На том и порешили: как придет с работы бабушка, так все и отправятся на праздничный пикник, благо, погода стоит на редкость ясная. А пока бабушки нет — именинницу решили выгулять в центре города.
— Пора ребенку развеяться, — пояснила мама.
— Давно пора, — согласился папа, усадил Сашку себе на загривок.
— Га-га-га, — подтвердила она, и втроем они двинулись к остановке.
Сначала ехали на автобусе, и Сашка прыгала у папы на коленях. Потом вышли на площади, и Сашка увидела огромную клумбу розовых тюльпанов. Как будто ими случайно засадили вместо травы футбольное поле. Лицо у Букашки сразу стало такое светлое и удовлетворенное, словно она всегда знала, что мир должен выглядеть именно так. Как будто рыбке впервые показали море, и она подумала: «А, так вот где я должна жить!» Топ, топ, топ, — пошла Сашка к цветам. Наклонилась, понюхала и зажмурилась от удовольствия. Или потому что лепесточки нос пощекотали.
Потом папа с мамой подвели ее к фонтану, и она огромными глазами стала разглядывать, как высоко взмывают, а затем падают вниз белые пенные струи. Смотрела, смотрела… И вдруг стала канючить, протягивая к воде лапки. Что тут поделаешь? Папа приподнял ее и, держа за животик, осторожно наклонил. «Шлёп! Шлеп!! Шлеп!!!» — принялась она бить ладошками по воде, брызги — в стороны! Мы — сами себе фонтаны!..
А потом она увидела прекрасных животных. Они были точно такие же, как ее резиновый ослик, только не резиновые и раз в десять больше. И еще живые. И это были не ослики, а лошадки. Но все равно она их узнала, во всяком случае, сразу поняла, что на них, как и на ослике, можно кататься. Или как на папе. Среди них была одна лошадка поменьше других — пони. На нее-то мама и посадила Сашку, и они осторожно обошли площадь кругом. Выражения лица Букашки и морды пони были при этом одинаково серьезные и ответственные. Еще бы: катание верхом — занятие не шуточное: одно из важнейших и древнейших достижений человека.
… По дороге назад, в автобусе, Сашка уснула. А когда проснулась, дом был полон народу: тут были и папа с мамой, и бабушка, и дядя Макс с тетей Наташей. И все они стали дарить ей подарки. Очень нужные и полезные. А именно.

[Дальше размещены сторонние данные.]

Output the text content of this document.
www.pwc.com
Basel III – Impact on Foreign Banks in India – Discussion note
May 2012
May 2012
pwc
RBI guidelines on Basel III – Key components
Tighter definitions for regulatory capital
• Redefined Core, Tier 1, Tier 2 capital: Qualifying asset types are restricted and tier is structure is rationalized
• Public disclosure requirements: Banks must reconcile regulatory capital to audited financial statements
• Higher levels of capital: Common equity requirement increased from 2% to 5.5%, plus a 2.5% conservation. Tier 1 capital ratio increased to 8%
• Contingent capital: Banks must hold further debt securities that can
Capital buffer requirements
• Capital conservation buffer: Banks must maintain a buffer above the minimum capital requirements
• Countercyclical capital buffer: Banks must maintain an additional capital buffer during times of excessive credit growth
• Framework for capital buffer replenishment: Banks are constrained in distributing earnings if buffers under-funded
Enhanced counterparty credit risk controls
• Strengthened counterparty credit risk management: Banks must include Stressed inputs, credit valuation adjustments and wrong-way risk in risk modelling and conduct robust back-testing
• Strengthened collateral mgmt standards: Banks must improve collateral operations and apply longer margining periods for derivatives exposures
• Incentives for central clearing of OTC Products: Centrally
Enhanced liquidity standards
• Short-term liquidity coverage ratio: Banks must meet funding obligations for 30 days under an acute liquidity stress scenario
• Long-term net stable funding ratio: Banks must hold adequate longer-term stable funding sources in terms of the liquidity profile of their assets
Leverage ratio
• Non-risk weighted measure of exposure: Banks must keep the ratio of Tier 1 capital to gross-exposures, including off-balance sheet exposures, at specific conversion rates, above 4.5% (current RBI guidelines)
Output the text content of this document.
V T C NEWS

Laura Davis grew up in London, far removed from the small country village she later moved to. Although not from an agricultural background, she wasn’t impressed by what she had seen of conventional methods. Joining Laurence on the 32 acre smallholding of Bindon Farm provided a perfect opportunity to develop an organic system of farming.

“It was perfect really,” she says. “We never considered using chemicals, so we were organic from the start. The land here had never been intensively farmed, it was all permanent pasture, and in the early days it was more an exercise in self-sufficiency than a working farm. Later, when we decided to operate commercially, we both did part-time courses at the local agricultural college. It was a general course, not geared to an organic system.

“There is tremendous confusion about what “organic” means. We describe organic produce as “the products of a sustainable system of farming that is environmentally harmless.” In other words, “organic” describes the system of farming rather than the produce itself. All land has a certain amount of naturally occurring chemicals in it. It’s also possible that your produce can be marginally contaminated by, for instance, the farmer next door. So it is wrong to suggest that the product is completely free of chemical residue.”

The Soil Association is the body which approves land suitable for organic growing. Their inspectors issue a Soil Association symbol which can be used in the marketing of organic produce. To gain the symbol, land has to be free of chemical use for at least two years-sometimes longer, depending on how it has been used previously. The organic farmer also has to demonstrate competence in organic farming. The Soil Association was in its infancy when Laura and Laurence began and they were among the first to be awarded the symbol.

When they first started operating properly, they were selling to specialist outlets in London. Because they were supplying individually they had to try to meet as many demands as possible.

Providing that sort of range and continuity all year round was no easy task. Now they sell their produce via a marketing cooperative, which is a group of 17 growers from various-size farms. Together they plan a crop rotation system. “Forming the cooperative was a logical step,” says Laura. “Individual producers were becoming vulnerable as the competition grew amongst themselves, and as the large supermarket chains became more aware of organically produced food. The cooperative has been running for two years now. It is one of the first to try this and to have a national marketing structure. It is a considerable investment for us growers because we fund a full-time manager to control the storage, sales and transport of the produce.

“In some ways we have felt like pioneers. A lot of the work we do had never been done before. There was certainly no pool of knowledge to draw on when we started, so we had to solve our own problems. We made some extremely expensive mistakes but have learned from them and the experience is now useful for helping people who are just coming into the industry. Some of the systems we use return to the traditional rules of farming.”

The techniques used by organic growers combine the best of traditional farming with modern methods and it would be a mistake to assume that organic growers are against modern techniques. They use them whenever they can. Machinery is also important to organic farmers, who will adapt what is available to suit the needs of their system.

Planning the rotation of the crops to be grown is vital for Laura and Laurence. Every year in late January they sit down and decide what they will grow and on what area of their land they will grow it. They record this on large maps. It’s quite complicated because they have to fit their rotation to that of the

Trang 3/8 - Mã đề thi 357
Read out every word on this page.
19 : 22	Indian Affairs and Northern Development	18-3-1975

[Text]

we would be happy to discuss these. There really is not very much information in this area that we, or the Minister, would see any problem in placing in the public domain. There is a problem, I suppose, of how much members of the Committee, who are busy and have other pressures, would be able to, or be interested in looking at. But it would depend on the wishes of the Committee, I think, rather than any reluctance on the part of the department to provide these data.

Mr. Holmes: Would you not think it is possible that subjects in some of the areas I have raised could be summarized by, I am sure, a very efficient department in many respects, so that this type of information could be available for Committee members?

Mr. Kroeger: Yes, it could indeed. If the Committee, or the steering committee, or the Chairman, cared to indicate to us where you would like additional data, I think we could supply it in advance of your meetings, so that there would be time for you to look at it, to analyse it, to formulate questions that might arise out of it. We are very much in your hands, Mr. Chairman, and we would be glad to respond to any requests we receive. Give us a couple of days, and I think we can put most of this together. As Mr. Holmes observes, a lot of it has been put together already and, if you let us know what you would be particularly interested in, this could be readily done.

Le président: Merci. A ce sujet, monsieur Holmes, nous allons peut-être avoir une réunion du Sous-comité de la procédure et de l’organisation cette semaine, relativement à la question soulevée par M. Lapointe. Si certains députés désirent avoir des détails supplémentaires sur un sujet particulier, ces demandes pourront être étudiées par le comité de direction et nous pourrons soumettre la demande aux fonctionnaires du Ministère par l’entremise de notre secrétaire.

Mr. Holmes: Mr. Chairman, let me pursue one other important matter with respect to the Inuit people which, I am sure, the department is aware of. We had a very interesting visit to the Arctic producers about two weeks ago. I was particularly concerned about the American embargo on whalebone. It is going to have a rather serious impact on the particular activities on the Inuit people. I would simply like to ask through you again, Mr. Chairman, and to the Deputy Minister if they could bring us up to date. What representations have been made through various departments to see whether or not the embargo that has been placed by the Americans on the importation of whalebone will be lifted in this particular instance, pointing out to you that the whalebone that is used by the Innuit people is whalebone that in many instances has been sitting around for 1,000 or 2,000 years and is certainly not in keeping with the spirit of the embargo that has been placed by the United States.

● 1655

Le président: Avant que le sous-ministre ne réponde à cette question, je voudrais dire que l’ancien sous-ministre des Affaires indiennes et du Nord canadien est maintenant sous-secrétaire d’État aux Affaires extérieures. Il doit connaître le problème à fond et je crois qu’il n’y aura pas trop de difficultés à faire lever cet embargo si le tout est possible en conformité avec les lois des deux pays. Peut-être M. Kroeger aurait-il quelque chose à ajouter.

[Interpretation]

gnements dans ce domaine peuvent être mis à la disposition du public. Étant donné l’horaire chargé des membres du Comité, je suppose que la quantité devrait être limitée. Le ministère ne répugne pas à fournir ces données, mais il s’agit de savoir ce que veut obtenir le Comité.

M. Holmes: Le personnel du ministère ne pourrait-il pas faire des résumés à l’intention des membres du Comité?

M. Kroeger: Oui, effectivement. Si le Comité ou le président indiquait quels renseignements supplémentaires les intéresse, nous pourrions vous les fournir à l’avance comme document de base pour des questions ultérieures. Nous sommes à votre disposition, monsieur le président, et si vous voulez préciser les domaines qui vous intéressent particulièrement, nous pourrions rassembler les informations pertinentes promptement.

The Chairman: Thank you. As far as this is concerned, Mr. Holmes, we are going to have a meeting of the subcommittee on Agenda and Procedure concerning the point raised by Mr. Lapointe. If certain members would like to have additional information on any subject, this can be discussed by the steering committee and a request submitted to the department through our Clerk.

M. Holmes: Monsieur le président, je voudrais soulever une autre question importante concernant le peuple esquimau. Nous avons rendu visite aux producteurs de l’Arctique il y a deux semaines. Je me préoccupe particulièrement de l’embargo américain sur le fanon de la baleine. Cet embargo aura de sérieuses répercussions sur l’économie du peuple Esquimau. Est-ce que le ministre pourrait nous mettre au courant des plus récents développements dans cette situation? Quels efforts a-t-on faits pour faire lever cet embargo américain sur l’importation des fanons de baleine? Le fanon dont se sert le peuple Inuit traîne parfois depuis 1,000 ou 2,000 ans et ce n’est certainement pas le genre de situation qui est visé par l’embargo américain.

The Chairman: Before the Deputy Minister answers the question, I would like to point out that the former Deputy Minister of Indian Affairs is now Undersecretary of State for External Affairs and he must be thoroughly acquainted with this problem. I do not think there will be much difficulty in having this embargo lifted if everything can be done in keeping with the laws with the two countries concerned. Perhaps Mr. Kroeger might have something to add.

Пестрый металлофон («бум-бум»), на котором можно было бы, наверное, сыграть какую-нибудь песенку, если бы уметь. Но даже если не уметь, можно замечательно тоненько-тоненько звякать, ударяя по железным полоскам деревянной колотушкой — «бум, бум, бум…»
Блестящую надувную бабочку («ба») на рукоятке.
Большеглазую куклу («кука») с рыжими косичками, которая умеет петь, если ей стукнуть по животу, и которой можно приплясывать об пол.
Разноцветные шарики («мя», потому что, по сути, они — мячики). Шарики были надуты гелием, отчего, если отпустить веревочку, они падали не на пол, а на потолок.
Какую-то странную деревянную штуковину на колесиках («га», потому что с глазками и похожа на гусеницу), которую можно катать, держа за палочку («па»), и ее рожки при этом весело подрагивают.
— Вот, Саша, запомни, — сказала мама. — Когда всего так много, и все такое интересное, это называется «День рождения». А теперь давай-ка собираться на природу.
За городом
— Ж-ж-жили мы себе, не туж-ж-жили, как вдруг являются какие-то, понимаешь, граж-ж-ждане и давай тут всё ж-ж-жечь! — возмущенно поглядывая на дым костра, пожаловался большой черный жук знакомому комару.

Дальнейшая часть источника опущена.